Councilmember Lynne Ashbeck commented that this was just a decision to expand the sphere of influence and not to develop anything.
“It isn’t like this is happening right now, it’s the proceeding towards a decision on the expansion of the sphere,” Ashbeck said. “So for folks who worry that this all occurring without them, it’s really starting with them.”
The city council was informed that there will be about 149 property owners that will be impacted by the expansion of the sphere of influence.
During the public comments, a resident of the impacted area Charles Talis commented that they were giving notice of the voting by city council on Friday. Talis also said many of his neighbors did not get the notice and were unaware of what was happening.
“We don’t want anything to do with Clovis, we don’t want your sphere of influence, we like the way we live out there,” Talis said. “We are going to put up a hell of a fight, we do not want Clovis’ sphere of influence at all.”
Norman Morrison, a resident of the Dry Creek Preserve (DCP) said that there has been no outreach to the neighbors. Morrison said that this will leave the DCP in an island directly affecting their way of life.
Morrison also said that people who live in the DCP are in fear of being annexed by the city and that development in that area will affect them. He mentioned that there was no need for this project because there were other similar projects in the city already in development.
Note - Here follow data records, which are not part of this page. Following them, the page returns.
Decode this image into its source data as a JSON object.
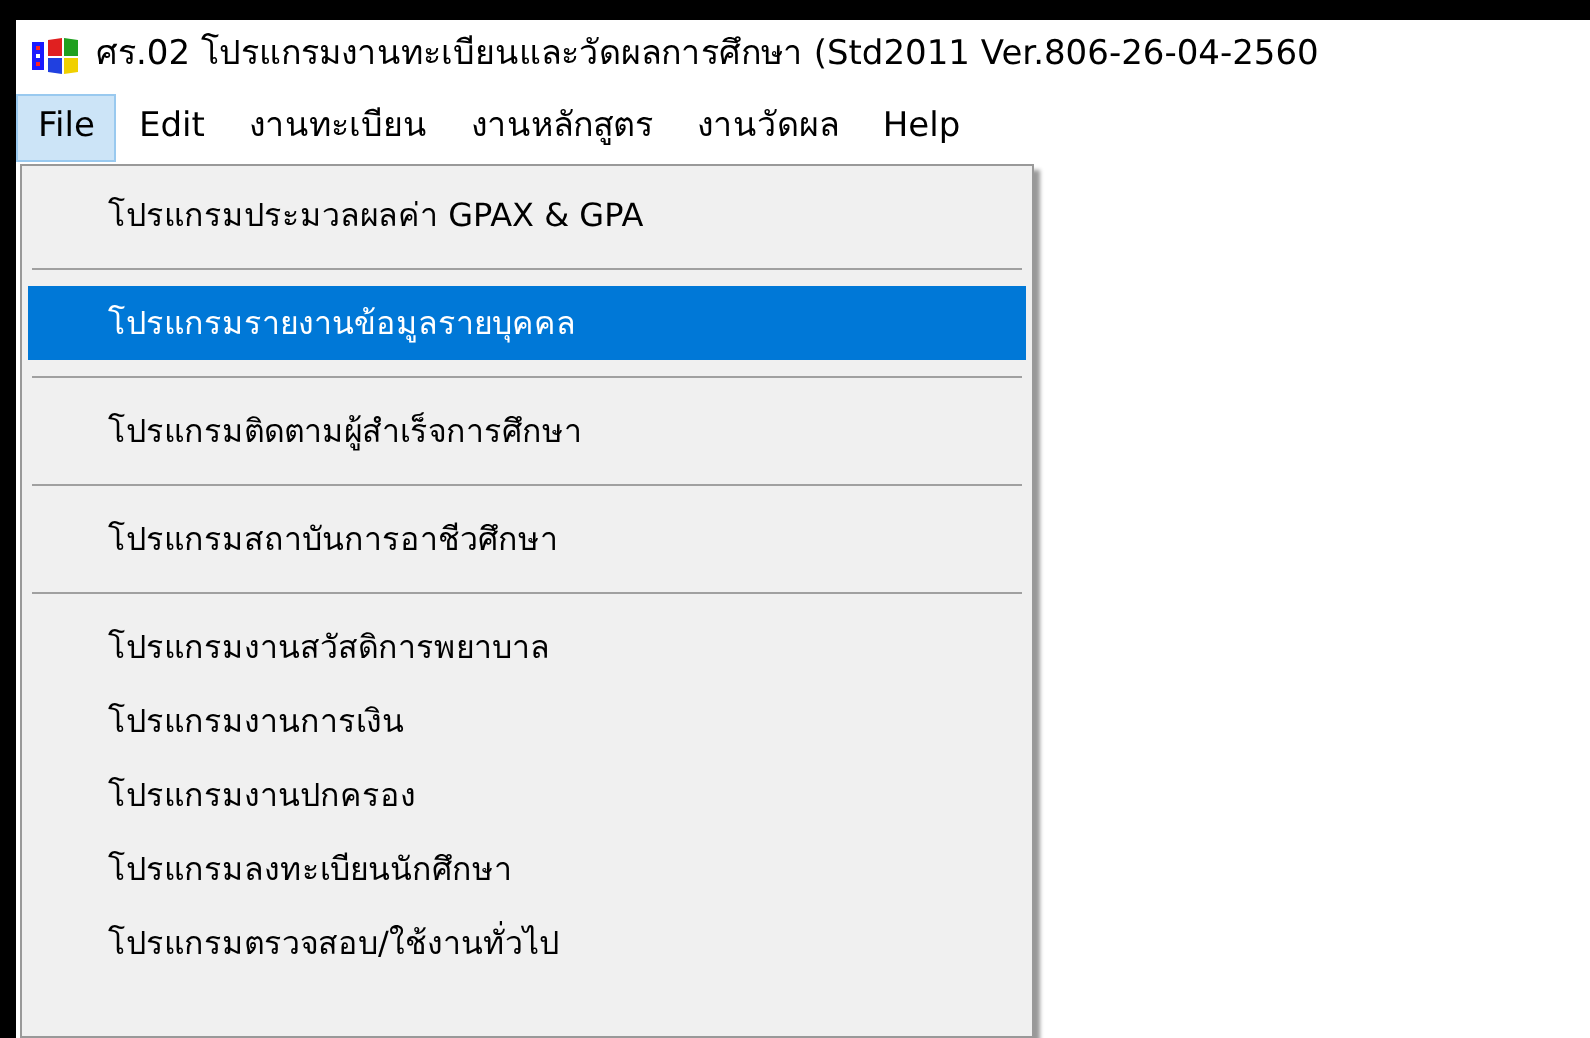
{
  "window": {
    "title": "ศร.02 โปรแกรมงานทะเบียนและวัดผลการศึกษา (Std2011 Ver.806-26-04-2560"
  },
  "menu_bar": [
    {
      "label": "File",
      "selected": true
    },
    {
      "label": "Edit",
      "selected": false
    },
    {
      "label": "งานทะเบียน",
      "selected": false
    },
    {
      "label": "งานหลักสูตร",
      "selected": false
    },
    {
      "label": "งานวัดผล",
      "selected": false
    },
    {
      "label": "Help",
      "selected": false
    }
  ],
  "dropdown": [
    {
      "kind": "item",
      "label": "โปรแกรมประมวลผลค่า GPAX & GPA",
      "selected": false
    },
    {
      "kind": "separator"
    },
    {
      "kind": "item",
      "label": "โปรแกรมรายงานข้อมูลรายบุคคล",
      "selected": true
    },
    {
      "kind": "separator"
    },
    {
      "kind": "item",
      "label": "โปรแกรมติดตามผู้สำเร็จการศึกษา",
      "selected": false
    },
    {
      "kind": "separator"
    },
    {
      "kind": "item",
      "label": "โปรแกรมสถาบันการอาชีวศึกษา",
      "selected": false
    },
    {
      "kind": "separator"
    },
    {
      "kind": "item",
      "label": "โปรแกรมงานสวัสดิการพยาบาล",
      "selected": false
    },
    {
      "kind": "item",
      "label": "โปรแกรมงานการเงิน",
      "selected": false
    },
    {
      "kind": "item",
      "label": "โปรแกรมงานปกครอง",
      "selected": false
    },
    {
      "kind": "item",
      "label": "โปรแกรมลงทะเบียนนักศึกษา",
      "selected": false
    },
    {
      "kind": "item",
      "label": "โปรแกรมตรวจสอบ/ใช้งานทั่วไป",
      "selected": false
    }
  ]
}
“Clovis has hit it’s development, I don’t think there is any call for this development,” Morrison said, “You’re getting a reputation of becoming another Fresno…I have a 10-year-old daughter who said why is Clovis doing this? Why do they want to become Fresno?”
Morrison also commented that the Clovis way of life was not a thing anymore because the agricultural heritage of the city was being erased by all the development.
This statement by Morrison brought out a response by Councilmember Jose Flores who responded to Morrison by saying that the Clovis way of life is not the Fresno County way of life.
“If you live beyond the city limits of Clovis you do not enjoy the Clovis way of life, you enjoy the Fresno County way of life,” Flores said. “We need to take care of our city and guess what, we’ve always been good neighbors…you don’t want to be part of us, we’ll go around you and try to be the best neighbors we can.”
After several more comments from residents of the area disagreeing with the expansion the council voted on the resolution.
Before voting, Councilmember Bob Whalen said that there were exceptions made for different developers and that now he feels as though the exemptions were swallowing the rule. Whalen said he was in favor of the first 75 acre development, but was not in favor of the expansion.
The resolution passed with a vote of 4-1 with the only vote against being that of Councilmember Whalen.